Q & Ors v Secretary of State for the Home Department [2003] EWCA Civ 364

Human rights – immigration – fair procedure – inhuman and degrading treatment


Allowing, in part, an appeal by the Home Secretary against a decision that he did not follow a fair procedure when deciding whether for the purposes of s55 Nationality, Immigration and Asylum Act 2002 an asylum seeker had claimed asylum “as soon as reasonably practicable” and if not whether it was necessary to provide support to avoid breach of the applicants rights under the European Convention on Human Rights, the Court of Appeal held that although  there were procedural deficiencies in the process by which the Home Secretary decided to refuse claims for support from asylum seekers under s55 which had created unfairness, once these deficiencies in procedure had been remedied, there was no reason why s55 should not operate effectively. The first instance judge had also ruled that the fact that in these circumstances there was a “real risk” that an asylum seeker would be reduced to a state of degradation of itself engaged article 3.


The Court of Appeal found that the burden of satisfying the Home Secretary that asylum had been claimed as soon as reasonably practicable was on the applicant. If the Home Secretary was not so satisfied, it remained open to the applicant to claim support on the basis that it was necessary for the purpose of avoiding a breach of his rights under art 3 of the Convention (prohibition on inhuman or degrading treatment) or art 8 (right to private life). The regime imposed on asylum seekers who were denied support by reason of s55(1) constituted “treatment” within art 3 because the prohibition on asylum seekers from working and receiving support when they were destitute amounted to action directed against them and not to mere inaction. The burden of proving that support was necessary to avoid subjecting the applicant to inhuman or degrading in breach of art 3 was on the asylum seeker and the threshold was a high one. The first instance judge was wrong to hold that the fact that there was a “real risk” that an asylum seeker would be reduced to this state of degradation of itself engaged art 3. It was not unlawful for the Home Secretary to decline to provide support unless and until it was clear that charitable support had not been provided and the individual was incapable of fending for himself such that his condition verged on the requisite degree of severity.

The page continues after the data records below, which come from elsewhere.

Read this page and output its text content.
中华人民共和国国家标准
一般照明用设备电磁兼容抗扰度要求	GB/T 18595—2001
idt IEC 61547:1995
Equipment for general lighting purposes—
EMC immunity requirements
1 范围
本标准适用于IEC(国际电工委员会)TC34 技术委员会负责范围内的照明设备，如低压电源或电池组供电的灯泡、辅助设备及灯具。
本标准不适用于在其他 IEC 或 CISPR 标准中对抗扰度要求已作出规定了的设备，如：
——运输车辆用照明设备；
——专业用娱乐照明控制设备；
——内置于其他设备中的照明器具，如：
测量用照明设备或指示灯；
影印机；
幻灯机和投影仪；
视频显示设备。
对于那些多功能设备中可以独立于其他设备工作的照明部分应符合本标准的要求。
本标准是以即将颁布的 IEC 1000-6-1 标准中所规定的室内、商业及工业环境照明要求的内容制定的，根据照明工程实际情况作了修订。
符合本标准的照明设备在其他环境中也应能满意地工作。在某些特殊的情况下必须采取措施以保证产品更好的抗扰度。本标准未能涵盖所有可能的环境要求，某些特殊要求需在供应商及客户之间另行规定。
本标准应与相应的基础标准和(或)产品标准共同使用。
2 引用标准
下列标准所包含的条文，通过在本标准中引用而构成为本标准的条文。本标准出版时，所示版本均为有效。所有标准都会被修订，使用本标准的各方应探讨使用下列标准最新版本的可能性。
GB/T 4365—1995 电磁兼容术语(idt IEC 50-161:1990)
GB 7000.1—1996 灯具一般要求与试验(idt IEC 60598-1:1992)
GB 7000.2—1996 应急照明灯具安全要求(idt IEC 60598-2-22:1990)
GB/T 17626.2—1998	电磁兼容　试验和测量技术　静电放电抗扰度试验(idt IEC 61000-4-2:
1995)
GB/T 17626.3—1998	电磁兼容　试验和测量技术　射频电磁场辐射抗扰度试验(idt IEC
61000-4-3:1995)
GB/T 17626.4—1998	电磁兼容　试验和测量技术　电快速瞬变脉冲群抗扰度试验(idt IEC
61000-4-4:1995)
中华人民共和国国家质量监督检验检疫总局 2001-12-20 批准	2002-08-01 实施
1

In deciding whether the applicant had discharged the burden of proof the Home Secretary had to act fairly. He had to lay down a fair system and operate it fairly. The present system operated by the Home Secretary was unfair as the purpose of the interview was not explained to the applicant in clear terms and the caseworkers were not properly directed as to the relevant test, with regard either to “reasonably practicable” or art 3. Further, the Home Secretary should have had regard to the applicants’ state of mind on arrival. Fairness required the interviewer to try to ascertain the precise reason that the applicant did not claim asylum on arrival, which called for interviewing skills and a more flexible approach than simply completing a standard form questionnaire. The questions to ask would vary from case to case and be a matter for the interviewer and since it was likely that the credibility of the individual applicant would or might be important, it was desirable that the interviewer and the decision maker should be the same person. Where the decision maker concluded that the applicant was not telling the truth the applicant should be given the opportunity of rebutting the suggestion of incredibility and of explaining himself if he could.


The first instance judge had been right to hold that in each of the individual cases the applicant had been treated unfairly initially. Article (right to a fair hearing) was not satisfied by the right to apply for judicial review given the system that was operated by the Home Secretary. However, if the Home Secretary took the appropriate steps to remedy the deficiencies in procedure the combination of his decision-making process and judicial review of the decision reached by that process would satisfy the requirements of art 6 and therefore the provisions of s55 were not incompatible with art 6.